By 2005, Lampkin expects 10 percent of all agricultural land in western
Europe will be organic, farming that uses only animal or vegetable
fertilizers and does without chemical pesticides, growth hormones and the
like. Austria has already passed 10 percent; Switzerland and Sweden are not
far behind.
Bastin made the switch to organic in 1994.
"I'd had enough of chemical fertilizers. I wanted to work more with
nature, closer to the soil," Bastin explains as he feeds armfuls of hay to
his black-and-white Holstein-Friesian calves. "My grandfather did it that
way, why can't I?"
Bastin, who sells his milk to a nearby organic cheese maker, says there
are 15 organic dairy farmers in the Ardennes region of high plateau and
wooded valleys close to the German border in eastern Belgium, and 50 more
are in the process of converting their land to organic production.

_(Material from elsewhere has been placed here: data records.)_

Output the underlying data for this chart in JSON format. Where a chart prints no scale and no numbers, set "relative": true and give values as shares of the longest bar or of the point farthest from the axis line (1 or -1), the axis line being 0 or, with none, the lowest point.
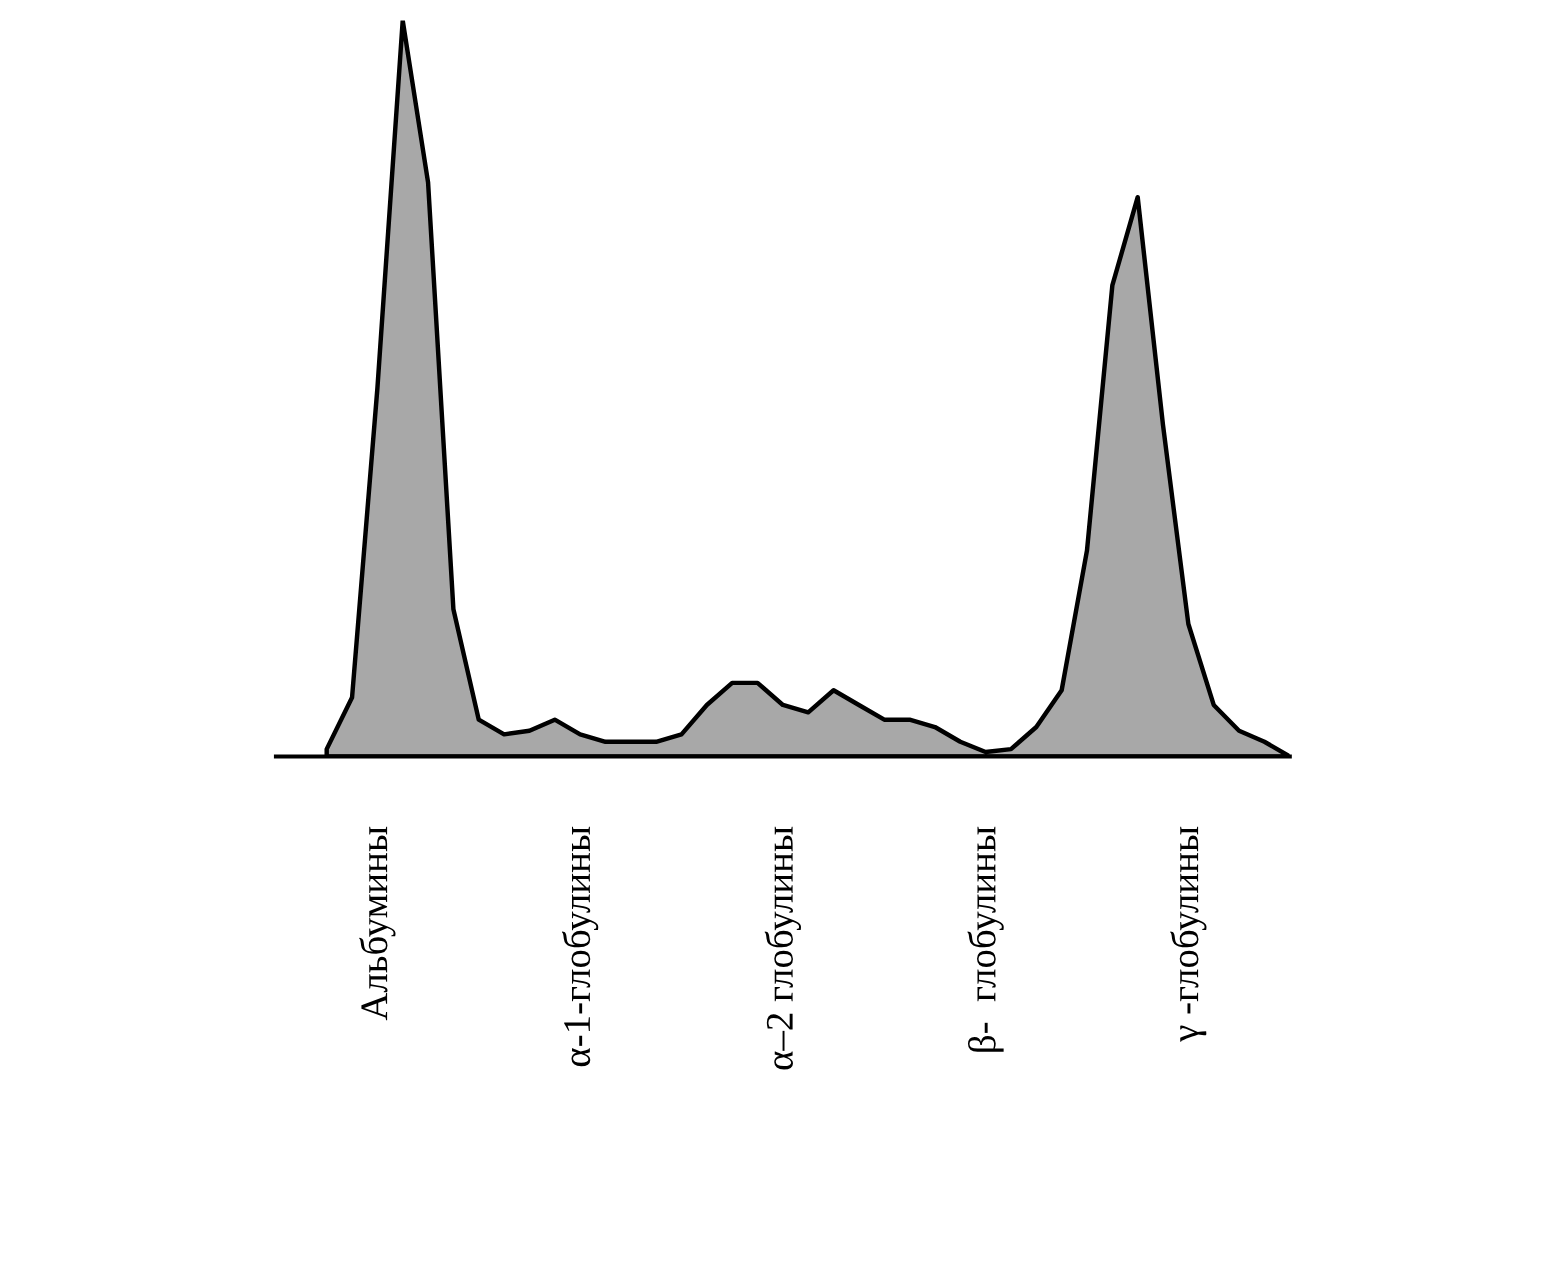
{
  "chart_data": {
    "type": "area",
    "relative": true,
    "categories": [
      null,
      null,
      null,
      null,
      null,
      null,
      null,
      null,
      null,
      null,
      null,
      null,
      null,
      null,
      null,
      null,
      null,
      null,
      null,
      null,
      null,
      null,
      null,
      null,
      null,
      null,
      null,
      null,
      null,
      null,
      null,
      null,
      null,
      null,
      null,
      null,
      null,
      null,
      null
    ],
    "series": [
      {
        "color": "#a8a8a8",
        "values": [
          0.01,
          0.08,
          0.5,
          1.0,
          0.78,
          0.2,
          0.05,
          0.03,
          0.035,
          0.05,
          0.03,
          0.02,
          0.02,
          0.02,
          0.03,
          0.07,
          0.1,
          0.1,
          0.07,
          0.06,
          0.09,
          0.07,
          0.05,
          0.05,
          0.04,
          0.02,
          0.006,
          0.01,
          0.04,
          0.09,
          0.28,
          0.64,
          0.76,
          0.45,
          0.18,
          0.07,
          0.035,
          0.02,
          0
        ]
      }
    ],
    "annotations": [
      "Альбумины",
      "α-1-глобулины",
      "α–2 глобулины",
      "β-  глобулины",
      "γ -глобулины"
    ],
    "grid": false,
    "legend": false
  }
}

Lampkin says the rapid development of organic production was facilitated
by EU legislation in the early 1990s that set common standards across the
15-nation bloc and allowed for government subsidies to help farmers break
their dependence on artificial fertilizers and pesticides.
The Belgian government paid Bastin $308 for each of his 135 acres during
the two-year statutory conversion period before his farm could be licensed
as organic.
Farmers can also get higher prices for organic goods. Although Bastin's
45 cows produce less now that they are on an organic diet, pint-for-pint,
he gets triple the price for his milk now.

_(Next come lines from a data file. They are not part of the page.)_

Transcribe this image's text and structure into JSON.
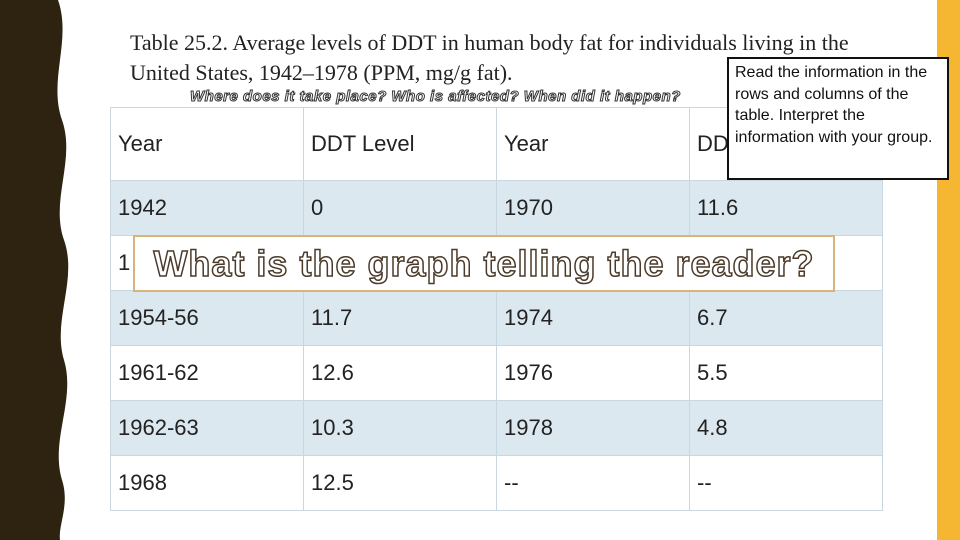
{
  "title": "Table 25.2. Average levels of DDT in human body fat for individuals living in the United States, 1942–1978 (PPM, mg/g fat).",
  "subtitle": "Where does it take place? Who is affected? When did it happen?",
  "table": {
    "header": [
      "Year",
      "DDT Level",
      "Year",
      "DDT Level"
    ],
    "rows": [
      [
        "1942",
        "0",
        "1970",
        "11.6"
      ],
      [
        "1"
      ],
      [
        "1954-56",
        "11.7",
        "1974",
        "6.7"
      ],
      [
        "1961-62",
        "12.6",
        "1976",
        "5.5"
      ],
      [
        "1962-63",
        "10.3",
        "1978",
        "4.8"
      ],
      [
        "1968",
        "12.5",
        "--",
        "--"
      ]
    ]
  },
  "callout": "Read the information in the rows and columns of the table. Interpret the information with your group.",
  "question": "What is the graph telling the reader?"
}
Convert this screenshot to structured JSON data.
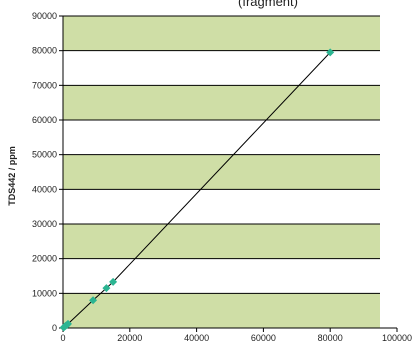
{
  "chart_data": {
    "type": "scatter",
    "title": "(fragment)",
    "xlabel": "",
    "ylabel": "TDS442 / ppm",
    "xlim": [
      0,
      100000
    ],
    "ylim": [
      0,
      90000
    ],
    "x_ticks": [
      0,
      20000,
      40000,
      60000,
      80000,
      100000
    ],
    "y_ticks": [
      0,
      10000,
      20000,
      30000,
      40000,
      50000,
      60000,
      70000,
      80000,
      90000
    ],
    "grid": "horizontal",
    "band_fill": "#cfdea6",
    "band_line": "#000000",
    "marker_color": "#2bb592",
    "line_color": "#000000",
    "series": [
      {
        "x": [
          200,
          500,
          800,
          1200,
          1500,
          9000,
          13000,
          15000,
          80000
        ],
        "y": [
          150,
          400,
          650,
          900,
          1200,
          8000,
          11500,
          13300,
          79500
        ]
      }
    ]
  }
}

In Belgium's Delhaize supermarket chain, six organic eggs sell for the
equivalent of $1.56, double the price of non-organic. Three organic leeks
are $2.09, compared to $1.25 for a bundle of five grown conventionally.

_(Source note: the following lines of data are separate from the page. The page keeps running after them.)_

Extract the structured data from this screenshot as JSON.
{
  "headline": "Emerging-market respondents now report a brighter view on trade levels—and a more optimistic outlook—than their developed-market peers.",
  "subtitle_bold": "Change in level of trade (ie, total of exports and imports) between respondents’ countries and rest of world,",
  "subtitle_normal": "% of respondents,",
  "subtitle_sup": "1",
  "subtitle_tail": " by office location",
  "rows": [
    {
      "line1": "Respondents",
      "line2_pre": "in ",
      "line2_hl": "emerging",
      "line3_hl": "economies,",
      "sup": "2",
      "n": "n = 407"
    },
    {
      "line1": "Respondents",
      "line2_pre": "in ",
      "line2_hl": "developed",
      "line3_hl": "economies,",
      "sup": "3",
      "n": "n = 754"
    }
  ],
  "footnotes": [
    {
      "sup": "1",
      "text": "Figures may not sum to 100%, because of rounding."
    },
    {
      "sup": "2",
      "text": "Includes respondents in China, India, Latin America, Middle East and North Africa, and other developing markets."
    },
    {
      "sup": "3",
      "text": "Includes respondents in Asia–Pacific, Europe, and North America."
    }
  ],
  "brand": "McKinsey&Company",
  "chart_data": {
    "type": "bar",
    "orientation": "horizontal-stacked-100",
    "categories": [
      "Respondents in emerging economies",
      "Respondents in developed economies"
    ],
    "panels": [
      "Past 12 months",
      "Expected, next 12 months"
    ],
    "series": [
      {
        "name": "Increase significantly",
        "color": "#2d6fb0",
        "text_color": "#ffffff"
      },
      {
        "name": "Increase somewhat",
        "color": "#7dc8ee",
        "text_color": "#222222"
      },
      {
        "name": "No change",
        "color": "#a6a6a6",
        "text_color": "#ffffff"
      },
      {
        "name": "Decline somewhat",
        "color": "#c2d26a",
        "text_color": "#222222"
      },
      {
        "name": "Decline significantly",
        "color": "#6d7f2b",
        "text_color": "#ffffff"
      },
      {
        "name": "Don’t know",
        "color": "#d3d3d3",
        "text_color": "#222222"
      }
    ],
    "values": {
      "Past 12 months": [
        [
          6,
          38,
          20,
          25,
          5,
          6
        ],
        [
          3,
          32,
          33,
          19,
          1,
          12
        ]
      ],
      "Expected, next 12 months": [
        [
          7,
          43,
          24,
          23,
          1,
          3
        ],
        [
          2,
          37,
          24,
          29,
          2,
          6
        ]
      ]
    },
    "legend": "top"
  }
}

Delhaize is among a burgeoning number of European supermarkets that are
taking organic retailing out of the hands of the small farm stores that
have long pioneered bio-products.
"Organic products are becoming the number one choice for more and more
customers, and we have had to expand our range of lines to over 500," says
Andrew Sellick, organic buyer at Britain's Tesco PLC.
Tesco says organic sales will top $162 million this year, compared to
just $8 million three years ago.
As big business muscles into the organic sector, some people fear the
original farmers' dedication to organic production will be undermined as
the sector expands to take on those motivated more by profits than
ecological ideals.
Europe's organic watchdogs disagree.
"It's very tightly controlled," says Jerome Geels at the Belgium branch
of Ecocert, one of the bodies authorized by governments to certify organic
producers.
Although Ecocert's inspectors are increasingly overworked by the
bio-food boom, Geels says farmers can still expect up to 10 unannounced
inspections a year to ensure standards are respected.
Organic farming pioneers view the expansion with mixed feelings. Concern
about competition from big business is mingled with satisfaction over what
activists see as benefits for the environment, health and rural employment.
"I always said that when organic products took off in the big
supermarkets we would have won," says Henri Paque, who went organic on his
111-acre farm 20 years ago.
Paque, 53, watches his son serve a line of customers from the nearby
city of Liege choosing from an organic range in his farm store that
includes his home-produced cabbage, pumpkins and turnips as well as an
array of organic cheeses, bio-beer and even vegetarian dog food.
"I may not have gotten rich out of this, but I'm rich in my heart,"
Paque says. "You know, there are farmers who have to wear a mask when they
go to their fields, when they should be breathing the good, clean air."